Clearly, a lot of ingenuity is being deployed in favor of embryo-destructive research. And yet, the most promising types of stem-cell research adult stem-cell research, cord-blood stem-cell research are also the least funded and talked about.
Senators, presidential candidates, Sheryl Crow, Michael J. Fox so many of the loudest efforts tend to put the power of their celebrity behind embryonic stem-cell research and reproductive cloning. It's a perplexing state of affairs, as study after study demonstrates the successful use of alternatives to embryo destructive research, according to Richard Doerflinger, deputy director of pro-life activities at the U.S. Conference of Catholic Bishops.
These misplaced priorities were prevalent recently, as the House took up two bills one that would clone, claiming otherwise; and another that would fund the use of frozen embryos from fertility clinics for research. In the days before the House defeated the cloning, Congress and the media were confronted with the looming promise of alternatives. The scientific journal "Nature" released a study describing trial successes, which showed that adult cells could be reprogrammed to function like embryonic stem cells a noncontroversial stem-cell research alternative, the kind we could all rally behind.
As expected, the Stem Cell Research Enhancement Act, which authorizes funding on unused or frozen embryos in fertility clinics, passed in the House on June 7. But not only was it short of the votes it needed to override an expected presidential veto, it actually had six fewer votes than it did when the House voted on it in the last Congress. "Momentum is fading for proponents of embryonic stem-cell research," one pro-life House aide proclaimed.
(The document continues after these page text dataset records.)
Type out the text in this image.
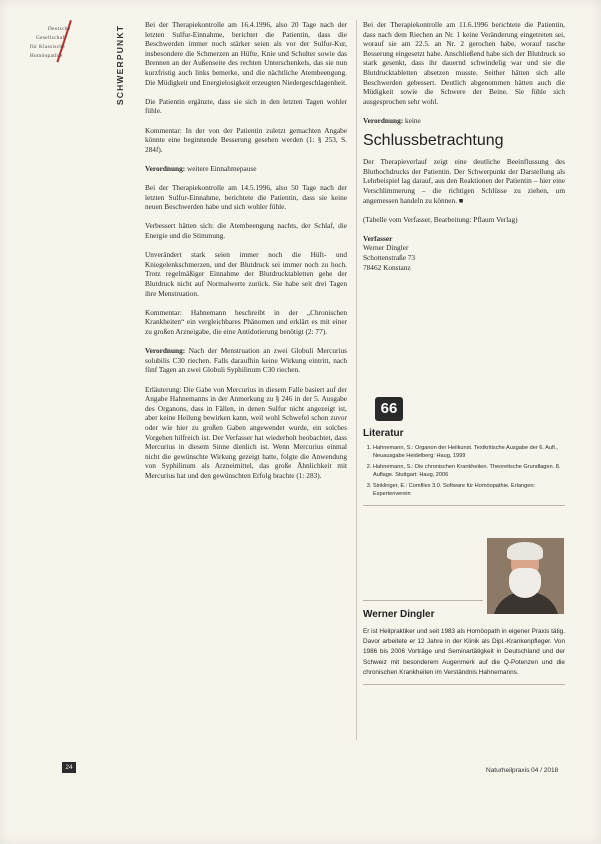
Deutsche
Gesellschaft
für Klassische
Homöopathie	SCHWERPUNKT

Bei der Therapiekontrolle am 16.4.1996, also 20 Tage nach der letzten Sulfur-Einnahme, berichtet die Patientin, dass die Beschwerden immer noch stärker seien als vor der Sulfur-Kur, insbesondere die Schmerzen an Hüfte, Knie und Schulter sowie das Brennen an der Außenseite des rechten Unterschenkels, das sie nun kurzfristig auch links bemerke, und die nächtliche Atembeengung. Die Müdigkeit und Energielosigkeit erzeugten Niedergeschlagenheit.

Die Patientin ergänzte, dass sie sich in den letzten Tagen wohler fühle.

Kommentar: In der von der Patientin zuletzt gemachten Angabe könnte eine beginnende Besserung gesehen werden (1: § 253, S. 284f).

Verordnung: weitere Einnahmepause

Bei der Therapiekontrolle am 14.5.1996, also 50 Tage nach der letzten Sulfur-Einnahme, berichtete die Patientin, dass sie keine neuen Beschwerden habe und sich wohler fühle.

Verbessert hätten sich: die Atembeengung nachts, der Schlaf, die Energie und die Stimmung.

Unverändert stark seien immer noch die Hüft- und Kniegelenkschmerzen, und der Blutdruck sei immer noch zu hoch. Trotz regelmäßiger Einnahme der Blutdrucktabletten gehe der Blutdruck nicht auf Normalwerte zurück. Sie habe seit drei Tagen ihre Menstruation.

Kommentar: Hahnemann beschreibt in der „Chronischen Krankheiten“ ein vergleichbares Phänomen und erklärt es mit einer zu großen Arzneigabe, die eine Antidotierung benötigt (2: 77).

Verordnung: Nach der Menstruation an zwei Globuli Mercurius solubilis C30 riechen. Falls daraufhin keine Wirkung eintritt, nach fünf Tagen an zwei Globuli Syphilinum C30 riechen.

Erläuterung: Die Gabe von Mercurius in diesem Falle basiert auf der Angabe Hahnemanns in der Anmerkung zu § 246 in der 5. Ausgabe des Organons, dass in Fällen, in denen Sulfur nicht angezeigt ist, aber keine Heilung bewirken kann, weil wohl Schwefel schon zuvor oder wie hier zu großen Gaben angewendet wurde, ein solches Vorgehen hilfreich ist. Der Verfasser hat wiederholt beobachtet, dass Mercurius in diesem Sinne dienlich ist. Wenn Mercurius einmal nicht die gewünschte Wirkung gezeigt hatte, folgte die Anwendung von Syphilinum als Arzneimittel, das große Ähnlichkeit mit Mercurius hat und den gewünschten Erfolg brachte (1: 283).

Bei der Therapiekontrolle am 11.6.1996 berichtete die Patientin, dass nach dem Riechen an Nr. 1 keine Veränderung eingetreten sei, worauf sie am 22.5. an Nr. 2 gerochen habe, worauf rasche Besserung eingesetzt habe. Anschließend habe sich der Blutdruck so stark gesenkt, dass ihr dauernd schwindelig war und sie die Blutdrucktabletten absetzen musste. Seither hätten sich alle Beschwerden gebessert. Deutlich abgenommen hätten auch die Müdigkeit sowie die Schwere der Beine. Sie fühle sich ausgesprochen sehr wohl.

Verordnung: keine

Schlussbetrachtung

Der Therapieverlauf zeigt eine deutliche Beeinflussung des Bluthochdrucks der Patientin. Der Schwerpunkt der Darstellung als Lehrbeispiel lag darauf, aus den Reaktionen der Patientin – hier eine Verschlimmerung – die richtigen Schlüsse zu ziehen, um angemessen handeln zu können. ■

(Tabelle vom Verfasser, Bearbeitung: Pflaum Verlag)

Verfasser
Werner Dingler
Schottenstraße 73
78462 Konstanz

66
Literatur
1. Hahnemann, S.: Organon der Heilkunst. Textkritische Ausgabe der 6. Aufl., Neuausgabe Heidelberg: Haug, 1999
2. Hahnemann, S.: Die chronischen Krankheiten. Theoretische Grundlagen. 8. Auflage. Stuttgart: Haug, 2006
3. Sinklinger, E.: Comfilex 3.0. Software für Homöopathie. Erlangen: Expertenverein
Werner Dingler
Er ist Heilpraktiker und seit 1983 als Homöopath in eigener Praxis tätig. Davor arbeitete er 12 Jahre in der Klinik als Dipl.-Krankenpfleger. Von 1986 bis 2006 Vorträge und Seminartätigkeit in Deutschland und der Schweiz mit besonderem Augenmerk auf die Q-Potenzen und die chronischen Krankheiten im Verständnis Hahnemanns.
24	Naturheilpraxis 04 / 2018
And how could it not be? Even as the House was focusing narrowly on embryo destruction, headlines trumpeted: "New Stem Cell Breakthrough Avoids Destroying Human Embryos"; "Biologists Make Skin Cells Work Like Stem Cells"; "Stem-Cell Advance May Skirt Ethical Debate."
It will take some time for these new facts to sink in to fight against the lie that scientific hope and success is only with the embryo-destructive research. In the same edition of The Washington Post in which we read "Scientists Use Skin To Create Stem Cells" and "Discovery Could Recast Debate," readers were also subjected to a flattering profile of cloning advocate Diana DeGette, a Colorado Democrat. DeGette is a secular saint for her tunnel-vision advocacy of embryonic-stem-cell research. Glaringly missing from the piece was any acknowledgement that George W. Bush, who would go on to veto the bill that funds embryo-destroying bill, is also for stem-cell research just not the one and only kind she wants.
If you are against funding one type of stem cell research the embryo-destroying kind that does not mean you are against stem-cell research. On the contrary, you're for the kind that actually works and that also happens to be free of the ethical hang-ups involved in the embryonic kind. What's to lose?
Embryonic stem-cell research is perfectly legal in the United States; all the debates have been over the government funding of it. With no federal ban on cloning, some states have provided funding for it under the guise of a "ban," setting up the distinction between reproductive cloning (creating an embryo to ultimately raise as a child) and research or therapeutic cloning (creating an embryo to use for medical purposes). In the end, though, the process is the same; in therapeutic cloning, you are cloning to kill.